Dans la nuit le temps change, se met à la traverse qui nous amène une pluie abondante; elle cesse à deux reprises le matin; à peine nous disposions-nous à partir, qu'elle reprend encore; cependant à sept heures et demie nous partons en quittant cette rade, nommée Linfreschi.
Mais à peine avons-nous fait un mille, que nos matelots, effrayés par des vagues menaçantes et un nuage énorme que poussait vers nous le vent contraire, sont obligés de virer de bord; nous vîmes alors le plus bel arc-en-ciel que j'ai vu de ma vie; le demi-cercle était complet et ses couleurs des plus vives.

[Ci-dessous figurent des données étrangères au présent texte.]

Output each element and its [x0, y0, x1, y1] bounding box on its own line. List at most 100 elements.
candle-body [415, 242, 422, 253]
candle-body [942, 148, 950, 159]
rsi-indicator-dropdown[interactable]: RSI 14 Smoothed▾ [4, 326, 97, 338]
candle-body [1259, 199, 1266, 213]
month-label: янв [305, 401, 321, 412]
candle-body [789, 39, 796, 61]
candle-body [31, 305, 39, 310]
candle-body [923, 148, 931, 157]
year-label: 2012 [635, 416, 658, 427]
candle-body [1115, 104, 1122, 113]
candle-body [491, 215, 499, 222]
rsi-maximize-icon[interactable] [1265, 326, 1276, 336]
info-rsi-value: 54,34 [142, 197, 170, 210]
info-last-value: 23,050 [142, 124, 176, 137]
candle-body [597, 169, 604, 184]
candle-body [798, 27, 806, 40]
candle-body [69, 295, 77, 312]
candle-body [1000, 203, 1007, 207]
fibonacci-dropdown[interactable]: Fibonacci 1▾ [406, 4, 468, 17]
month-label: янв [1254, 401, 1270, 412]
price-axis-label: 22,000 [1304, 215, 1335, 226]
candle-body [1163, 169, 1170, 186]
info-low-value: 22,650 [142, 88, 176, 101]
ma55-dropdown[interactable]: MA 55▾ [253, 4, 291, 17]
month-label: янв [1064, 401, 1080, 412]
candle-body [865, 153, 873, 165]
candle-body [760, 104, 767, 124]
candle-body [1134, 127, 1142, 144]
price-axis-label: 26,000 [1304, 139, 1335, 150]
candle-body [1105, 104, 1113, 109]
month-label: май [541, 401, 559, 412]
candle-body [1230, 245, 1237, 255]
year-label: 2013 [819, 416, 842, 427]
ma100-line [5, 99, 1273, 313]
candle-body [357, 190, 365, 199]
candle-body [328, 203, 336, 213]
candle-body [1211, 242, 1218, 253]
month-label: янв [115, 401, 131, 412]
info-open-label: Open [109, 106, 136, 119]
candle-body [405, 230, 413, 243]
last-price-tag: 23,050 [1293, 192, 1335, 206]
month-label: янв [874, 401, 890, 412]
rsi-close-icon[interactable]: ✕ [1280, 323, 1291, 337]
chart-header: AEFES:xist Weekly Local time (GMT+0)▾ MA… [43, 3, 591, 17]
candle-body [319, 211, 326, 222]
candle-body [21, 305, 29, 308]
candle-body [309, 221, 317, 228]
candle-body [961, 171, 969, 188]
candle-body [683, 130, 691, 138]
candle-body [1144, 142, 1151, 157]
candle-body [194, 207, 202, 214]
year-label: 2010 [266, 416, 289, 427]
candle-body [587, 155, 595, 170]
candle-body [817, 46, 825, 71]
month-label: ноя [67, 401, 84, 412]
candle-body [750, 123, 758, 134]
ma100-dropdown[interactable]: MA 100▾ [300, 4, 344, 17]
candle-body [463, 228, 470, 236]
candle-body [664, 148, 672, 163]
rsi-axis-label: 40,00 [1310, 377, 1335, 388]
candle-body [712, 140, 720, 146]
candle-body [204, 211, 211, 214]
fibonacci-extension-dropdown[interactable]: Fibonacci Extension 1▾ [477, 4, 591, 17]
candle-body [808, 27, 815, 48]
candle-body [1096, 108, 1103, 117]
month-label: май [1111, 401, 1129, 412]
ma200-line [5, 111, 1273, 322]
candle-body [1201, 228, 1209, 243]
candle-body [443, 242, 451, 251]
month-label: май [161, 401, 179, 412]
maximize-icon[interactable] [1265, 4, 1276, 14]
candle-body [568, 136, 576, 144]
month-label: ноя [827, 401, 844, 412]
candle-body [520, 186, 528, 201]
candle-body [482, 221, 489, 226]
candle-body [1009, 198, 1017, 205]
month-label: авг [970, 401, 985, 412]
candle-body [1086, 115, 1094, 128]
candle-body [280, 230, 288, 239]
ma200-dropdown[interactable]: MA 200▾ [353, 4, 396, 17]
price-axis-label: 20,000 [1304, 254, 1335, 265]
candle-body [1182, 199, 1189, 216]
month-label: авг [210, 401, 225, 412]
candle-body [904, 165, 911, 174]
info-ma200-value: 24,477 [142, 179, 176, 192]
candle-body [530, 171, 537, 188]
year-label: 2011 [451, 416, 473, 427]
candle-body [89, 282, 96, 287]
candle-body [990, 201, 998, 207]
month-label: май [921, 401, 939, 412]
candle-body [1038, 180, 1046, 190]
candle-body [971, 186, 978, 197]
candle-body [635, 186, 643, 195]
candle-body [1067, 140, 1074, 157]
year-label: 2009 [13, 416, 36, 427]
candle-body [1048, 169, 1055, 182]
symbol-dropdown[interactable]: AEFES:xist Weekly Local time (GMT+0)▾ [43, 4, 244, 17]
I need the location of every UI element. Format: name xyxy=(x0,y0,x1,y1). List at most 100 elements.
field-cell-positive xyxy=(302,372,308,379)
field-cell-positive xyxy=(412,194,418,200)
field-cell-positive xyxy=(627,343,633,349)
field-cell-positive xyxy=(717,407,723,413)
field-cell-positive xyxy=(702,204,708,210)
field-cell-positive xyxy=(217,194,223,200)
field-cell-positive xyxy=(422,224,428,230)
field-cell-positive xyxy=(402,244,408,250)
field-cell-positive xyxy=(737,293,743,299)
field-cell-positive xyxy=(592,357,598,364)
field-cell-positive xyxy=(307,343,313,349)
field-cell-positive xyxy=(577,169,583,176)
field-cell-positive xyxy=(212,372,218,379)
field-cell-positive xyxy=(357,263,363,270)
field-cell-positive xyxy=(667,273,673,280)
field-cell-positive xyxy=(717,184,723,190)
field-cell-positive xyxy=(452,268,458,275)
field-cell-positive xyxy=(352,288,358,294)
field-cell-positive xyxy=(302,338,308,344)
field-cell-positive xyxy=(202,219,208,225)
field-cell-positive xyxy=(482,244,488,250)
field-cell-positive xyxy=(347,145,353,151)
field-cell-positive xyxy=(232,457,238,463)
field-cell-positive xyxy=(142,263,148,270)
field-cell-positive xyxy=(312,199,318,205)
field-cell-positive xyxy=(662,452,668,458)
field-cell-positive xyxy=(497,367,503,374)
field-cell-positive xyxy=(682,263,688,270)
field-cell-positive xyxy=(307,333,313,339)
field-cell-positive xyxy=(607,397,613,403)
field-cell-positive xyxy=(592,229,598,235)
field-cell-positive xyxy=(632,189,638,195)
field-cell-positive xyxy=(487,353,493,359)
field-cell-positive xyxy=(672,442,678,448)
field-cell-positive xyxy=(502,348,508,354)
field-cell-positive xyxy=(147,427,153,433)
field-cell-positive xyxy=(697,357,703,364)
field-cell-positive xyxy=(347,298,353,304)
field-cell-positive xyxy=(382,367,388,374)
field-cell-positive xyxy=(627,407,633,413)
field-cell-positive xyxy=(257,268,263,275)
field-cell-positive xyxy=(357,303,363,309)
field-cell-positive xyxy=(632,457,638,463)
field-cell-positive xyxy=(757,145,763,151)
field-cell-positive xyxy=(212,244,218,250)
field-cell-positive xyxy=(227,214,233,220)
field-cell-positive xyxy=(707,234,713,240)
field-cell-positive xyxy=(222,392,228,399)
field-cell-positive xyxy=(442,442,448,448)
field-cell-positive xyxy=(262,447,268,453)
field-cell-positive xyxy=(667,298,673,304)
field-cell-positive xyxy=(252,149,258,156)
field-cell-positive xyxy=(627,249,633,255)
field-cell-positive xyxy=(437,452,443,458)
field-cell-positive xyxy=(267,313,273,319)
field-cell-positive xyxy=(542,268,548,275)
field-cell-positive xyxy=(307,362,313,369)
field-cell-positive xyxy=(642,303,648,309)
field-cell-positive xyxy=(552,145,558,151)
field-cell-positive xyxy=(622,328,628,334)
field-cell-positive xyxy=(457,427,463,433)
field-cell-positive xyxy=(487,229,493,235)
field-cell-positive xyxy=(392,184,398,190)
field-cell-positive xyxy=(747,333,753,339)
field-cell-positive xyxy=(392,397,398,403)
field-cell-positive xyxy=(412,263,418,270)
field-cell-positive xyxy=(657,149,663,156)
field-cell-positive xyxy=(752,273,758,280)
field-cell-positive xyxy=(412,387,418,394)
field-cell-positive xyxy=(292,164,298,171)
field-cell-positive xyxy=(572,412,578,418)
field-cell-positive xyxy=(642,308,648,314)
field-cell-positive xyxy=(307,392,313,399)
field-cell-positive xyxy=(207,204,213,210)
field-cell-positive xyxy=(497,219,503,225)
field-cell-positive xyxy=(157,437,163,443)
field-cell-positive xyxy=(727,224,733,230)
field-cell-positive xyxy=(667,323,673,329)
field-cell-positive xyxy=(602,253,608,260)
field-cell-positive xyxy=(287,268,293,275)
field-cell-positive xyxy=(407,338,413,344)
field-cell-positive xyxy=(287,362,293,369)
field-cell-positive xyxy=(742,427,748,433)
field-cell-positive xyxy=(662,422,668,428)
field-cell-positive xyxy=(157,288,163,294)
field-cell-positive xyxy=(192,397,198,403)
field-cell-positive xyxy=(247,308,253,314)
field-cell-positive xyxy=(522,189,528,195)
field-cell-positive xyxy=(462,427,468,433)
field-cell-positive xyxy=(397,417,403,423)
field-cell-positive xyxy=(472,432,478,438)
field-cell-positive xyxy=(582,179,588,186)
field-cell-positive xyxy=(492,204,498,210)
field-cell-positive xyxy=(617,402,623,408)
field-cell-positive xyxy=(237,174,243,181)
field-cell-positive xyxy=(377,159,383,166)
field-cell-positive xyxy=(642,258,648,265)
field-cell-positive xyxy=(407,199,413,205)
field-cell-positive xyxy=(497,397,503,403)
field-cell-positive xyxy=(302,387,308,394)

La barque des Siciliens qui nous suivait imite notre manœuvre, et nous rentrons avec ensemble dans la rade de Linfreschi que nous venions de quitter.
Nous sommes réduits à passer la journée et la nuit dans ce beau port de mer, d'où il n'y a pas moyen de sortir pour se promener sur des rochers à pic entourés d'affreux précipices. Il n'y a qu'une maison de paysan où nous trouvons des œufs pour tout potage."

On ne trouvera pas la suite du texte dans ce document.